Passez ! Matins qui s’éveillent ! Je ne suis qu’une bouteille.
Après m’avoir bue au goulot, Il m’a jetée, l’ostrogot, Au fond du caniveau, pour morte, Détritus que l’eau sale emporte. Il ne m’a pas fait de quartier, Il m’a jetée sans pitié Comme si on pouvait jeter Celle qui vous a tout donné.
Allez ! Matins qui s’éveillent ! Je ne suis qu’une bouteille.

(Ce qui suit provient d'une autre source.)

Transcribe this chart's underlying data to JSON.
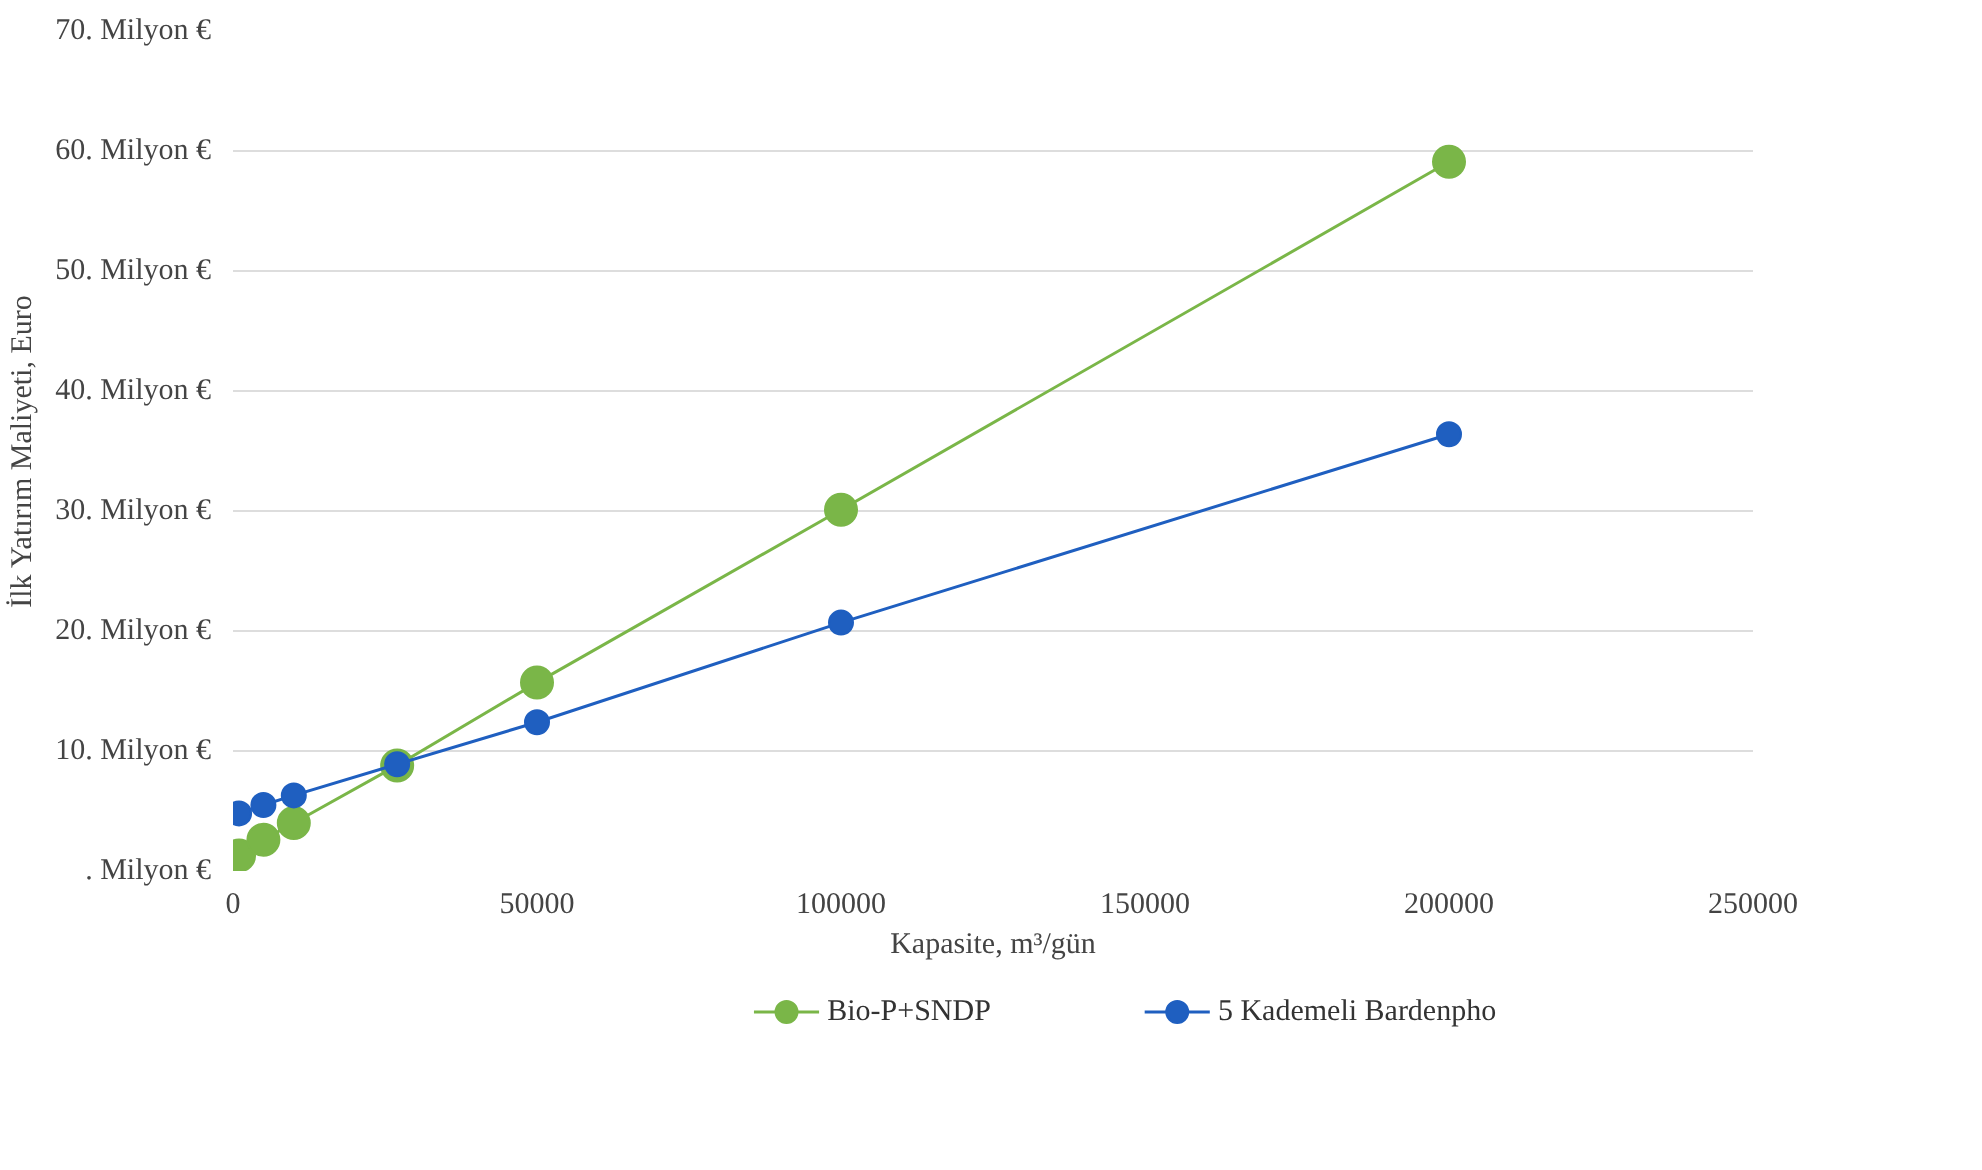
{
  "chart_data": {
    "type": "line",
    "xlabel": "Kapasite, m³/gün",
    "ylabel": "İlk Yatırım Maliyeti, Euro",
    "x": [
      1000,
      5000,
      10000,
      27000,
      50000,
      100000,
      200000
    ],
    "series": [
      {
        "name": "Bio-P+SNDP",
        "color": "#7ab648",
        "values": [
          1.3,
          2.6,
          4.0,
          8.8,
          15.7,
          30.1,
          59.1
        ]
      },
      {
        "name": "5 Kademeli Bardenpho",
        "color": "#1f5fc0",
        "values": [
          4.8,
          5.5,
          6.3,
          8.9,
          12.4,
          20.7,
          36.4
        ]
      }
    ],
    "xlim": [
      0,
      250000
    ],
    "xticks": [
      0,
      50000,
      100000,
      150000,
      200000,
      250000
    ],
    "ylim": [
      0,
      70
    ],
    "yticks": [
      {
        "value": 0,
        "label": ". Milyon €"
      },
      {
        "value": 10,
        "label": "10. Milyon €"
      },
      {
        "value": 20,
        "label": "20. Milyon €"
      },
      {
        "value": 30,
        "label": "30. Milyon €"
      },
      {
        "value": 40,
        "label": "40. Milyon €"
      },
      {
        "value": 50,
        "label": "50. Milyon €"
      },
      {
        "value": 60,
        "label": "60. Milyon €"
      },
      {
        "value": 70,
        "label": "70. Milyon €"
      }
    ],
    "grid": "y",
    "legend": "bottom",
    "marker": "circle",
    "line_style": "solid"
  }
}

Rien qu’à contempler sa dégaine Je l’avais deviné en peine, J’avais lu au fond de ses yeux Le verbe noir des malchanceux. J’ai pris un peu de sa souffrance, Il m’a prise sans résistance, Décapsulée, mise nue, L’âme diaphane, il ma bue.
Passez ! Matins qui s’éveillent ! Je ne suis qu’une bouteille.
Il avait les paumes calleuses, Les yeux cernés, les joues creuses, Il n’a pas prononcé un mot, Les mots qu’il pensait pesaient trop Sur les épaules de sa perte. Ouverte, je me suis offerte. Il a puisé dans mes entrailles Le dernier feu de ses batailles.
Passez ! Matins qui s’éveillent ! Je ne suis qu’une bouteille.
Gisant à deux pas de l’égout, Entre indifférence et dégoût, Je vais terminer ma carrière Explosée, en bout de misère Car un zig à court d’émotion M’a prise pour médication. Il m’a fait mal, il m’a fait peur, Il m’a fêlée côté cœur.
Passez ! Matins qui sommeillent ! Je n’étais qu’une bouteille.